For this model, the design matrix is 8 rows and 2 columns (a column of 1's) and a column containing a summary of the weekly temperature. For this model, two $\beta's$ are estimated: $\beta_0 = intercept$ and $\beta_1 = slope$. Thus, the log-odds of survival rate is constrained by the design matrix to follow a linear trend with temperature. Given the data and model structure, $\hat\beta_0 = 0.7512071$ and $\hat\beta_1 = 0.2611014$. 

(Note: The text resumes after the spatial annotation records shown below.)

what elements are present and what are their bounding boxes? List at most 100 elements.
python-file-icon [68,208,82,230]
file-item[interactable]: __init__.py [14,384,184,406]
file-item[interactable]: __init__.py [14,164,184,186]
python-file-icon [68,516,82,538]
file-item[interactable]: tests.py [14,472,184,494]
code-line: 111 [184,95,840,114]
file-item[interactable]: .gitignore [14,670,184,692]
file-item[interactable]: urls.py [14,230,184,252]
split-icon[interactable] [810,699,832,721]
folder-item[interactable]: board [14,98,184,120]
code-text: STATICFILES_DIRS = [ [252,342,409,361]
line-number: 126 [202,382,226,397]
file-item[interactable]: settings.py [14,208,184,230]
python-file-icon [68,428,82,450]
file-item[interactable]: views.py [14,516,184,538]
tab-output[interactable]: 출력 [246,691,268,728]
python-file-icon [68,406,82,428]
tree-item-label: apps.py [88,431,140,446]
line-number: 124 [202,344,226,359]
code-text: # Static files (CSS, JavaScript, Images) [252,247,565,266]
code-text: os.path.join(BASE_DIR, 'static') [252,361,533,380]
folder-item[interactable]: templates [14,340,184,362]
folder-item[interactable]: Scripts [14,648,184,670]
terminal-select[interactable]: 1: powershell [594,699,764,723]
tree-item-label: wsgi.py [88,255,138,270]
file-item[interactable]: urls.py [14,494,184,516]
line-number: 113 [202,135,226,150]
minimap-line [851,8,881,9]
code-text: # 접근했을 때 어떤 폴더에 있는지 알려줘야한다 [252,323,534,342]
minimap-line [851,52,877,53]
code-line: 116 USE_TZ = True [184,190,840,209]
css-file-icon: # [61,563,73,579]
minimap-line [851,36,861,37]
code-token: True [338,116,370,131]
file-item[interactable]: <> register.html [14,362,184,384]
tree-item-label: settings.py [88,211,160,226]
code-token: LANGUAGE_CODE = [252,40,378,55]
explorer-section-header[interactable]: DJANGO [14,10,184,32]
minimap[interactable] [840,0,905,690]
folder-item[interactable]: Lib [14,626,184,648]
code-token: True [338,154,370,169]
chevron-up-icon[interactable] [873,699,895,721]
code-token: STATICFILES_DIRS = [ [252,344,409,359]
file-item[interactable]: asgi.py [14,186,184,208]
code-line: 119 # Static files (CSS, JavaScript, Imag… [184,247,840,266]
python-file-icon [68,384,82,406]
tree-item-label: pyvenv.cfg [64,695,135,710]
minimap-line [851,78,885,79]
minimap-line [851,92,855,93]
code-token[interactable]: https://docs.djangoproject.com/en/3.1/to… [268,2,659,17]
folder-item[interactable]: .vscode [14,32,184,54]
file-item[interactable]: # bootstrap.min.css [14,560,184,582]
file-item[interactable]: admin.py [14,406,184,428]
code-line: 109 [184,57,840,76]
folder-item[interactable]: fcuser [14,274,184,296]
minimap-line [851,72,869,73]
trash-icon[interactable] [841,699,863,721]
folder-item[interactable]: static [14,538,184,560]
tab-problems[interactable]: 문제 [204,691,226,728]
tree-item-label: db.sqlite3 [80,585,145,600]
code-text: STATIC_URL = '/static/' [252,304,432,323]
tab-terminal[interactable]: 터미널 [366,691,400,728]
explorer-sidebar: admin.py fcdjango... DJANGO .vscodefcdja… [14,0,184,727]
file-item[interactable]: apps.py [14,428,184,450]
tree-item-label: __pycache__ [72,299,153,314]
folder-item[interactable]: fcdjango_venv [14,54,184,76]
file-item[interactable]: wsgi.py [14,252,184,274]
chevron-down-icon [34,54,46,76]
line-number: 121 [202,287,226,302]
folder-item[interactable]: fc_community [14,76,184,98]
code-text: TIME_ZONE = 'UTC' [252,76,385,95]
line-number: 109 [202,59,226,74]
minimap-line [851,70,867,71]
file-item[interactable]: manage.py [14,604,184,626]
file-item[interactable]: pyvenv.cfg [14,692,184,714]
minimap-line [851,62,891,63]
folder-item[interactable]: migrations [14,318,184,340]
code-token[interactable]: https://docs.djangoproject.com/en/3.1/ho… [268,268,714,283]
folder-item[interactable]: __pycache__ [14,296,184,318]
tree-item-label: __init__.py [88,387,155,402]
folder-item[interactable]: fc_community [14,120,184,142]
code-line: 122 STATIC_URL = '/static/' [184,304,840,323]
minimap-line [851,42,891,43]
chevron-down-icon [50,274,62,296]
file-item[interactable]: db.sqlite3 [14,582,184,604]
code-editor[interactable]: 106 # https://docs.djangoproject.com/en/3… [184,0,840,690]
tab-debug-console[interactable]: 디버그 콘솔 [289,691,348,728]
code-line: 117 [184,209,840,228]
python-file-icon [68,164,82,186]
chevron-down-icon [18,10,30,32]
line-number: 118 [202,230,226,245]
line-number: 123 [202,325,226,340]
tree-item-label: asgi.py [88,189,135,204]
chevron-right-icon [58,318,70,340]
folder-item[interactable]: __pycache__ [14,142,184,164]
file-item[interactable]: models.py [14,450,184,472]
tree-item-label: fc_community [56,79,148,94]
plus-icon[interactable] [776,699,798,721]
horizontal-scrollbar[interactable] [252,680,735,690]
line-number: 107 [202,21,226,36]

The log-odds of survival in each week is estimated as follows:  

$\begin{bmatrix} 1 & 11.00 \\ 1 & 9.00 \\ 1 & 8.00 \\ 1 & 4.00 \\ 1 & 6.00 \\ 1 & 5.00 \\ 1 & 10.00 \\ 1 & 9.01 \end{bmatrix} \cdot \begin{bmatrix} \beta_0 \\ \beta_1  \end{bmatrix} = \begin{bmatrix} 0.75 + 0.26*11.00\\ 0.75 + 0.26 * 9.00\\ 0.75 + 0.26 * 8.00\\ 0.75 + 0.26 * 4.00\\ 0.75 + 0.26 * 6.00 \\ 0.75 + 0.26 * 5.00\\ 0.75 + 0.26 * 10.00\\ 0.75 + 0.26 * 9.01\end{bmatrix} = \begin{bmatrix} 3.62 \\3.10\\ 2.84\\ 1.80\\ 2.32 \\2.06\\ 3.36\\ 3.10 \end{bmatrix}$

Notice that the log-odds of survival increase by 0.26 (the estimated slope) for each 1-unit increase in the temperature value (e.g., compare the log-odds of survival in weeks 2 and 3, which had temperature value so 9 and 8, respecitvely: 3.10 - 2.84 = 0.26). Back-transforming the log-odds of survival in each week yields the following weekly survival rates: 0.974, 0.957, 0.945, 0.858, 0.910, 0.887, 0.967, and 0.957, i.e., $\frac{exp(3.62)}{(1 + exp(3.62))} = 0.974$, $\frac{exp(3.10)}{(1 + exp(3.10))} = 0.957$, ..., $\frac{exp(3.10)}{(1 + exp(3.10))} = 0.957$. 

\pagebreak

## Use R to Make the Calculations

### Model S(.)

```{r}
# make design matrix: a column vector with all ones in it
x = matrix(rep(1, 8), nrow = 8, ncol = 1)

beta = 2.6352908

(Sdot.log_odds = x %*% beta)

# 'plogis' command to back-transform to weekly survival rates
(Sdot = plogis(Sdot.log_odds))
```

### Model S(week)

```{r}
# make design matrix (an identity matrix) with 'diag' function
x=diag(8)

# declare beta-hat values
beta=c(3.8501476,3.1135152,2.9704144,1.9169226,
1.9459101,2.1202635,3.1780540,3.1354941)

(St.log_odds=x%*%beta)

(St=plogis(St.log_odds))
```

### S(time-trend)

```{r}
# construct the 2-column design matrix
(x = matrix(c(rep(1, 8), 1:8), nrow = 8, ncol = 2, byrow = FALSE))

# declare beta-hat values
beta = c(3.0652344, -0.1034626)

(ST.log_odds = x %*% beta)

(ST = plogis(ST.log_odds))
```

### S(temperature)

```{r}
# make design matrix: 2 columns (ones in 1st, temps in 2nd)
temps = c(11, 9, 8, 4, 6, 5, 10, 9.01)
(x = matrix(c(rep(1, 8), temps), nrow = 8, ncol = 2, byrow = FALSE))

# declare beta-hat values
beta = c(0.7509425, 0.2611643)
(Stemp.log_odds = x %*% beta)

(Stemp = plogis(Stemp.log_odds))
```

### What about Measures of Uncertainty?

We still need to consider how one propagates the uncertainty in the $\hat\beta's$ into estimates of survival rate. There are several ways of doing so. As you've seen, Program MARK has some useful tools for putting uncertainty on estimates of the real parameters of interest (e.g., survival rates) given the uncertainty in the $\hat\beta's$ as measured by the variance-covariance matrix for the $\hat\beta's$. We'll discuss how Program MARK does this and show you how you can implement the delta method, which is one commonly used approach, in R in the coming weeks.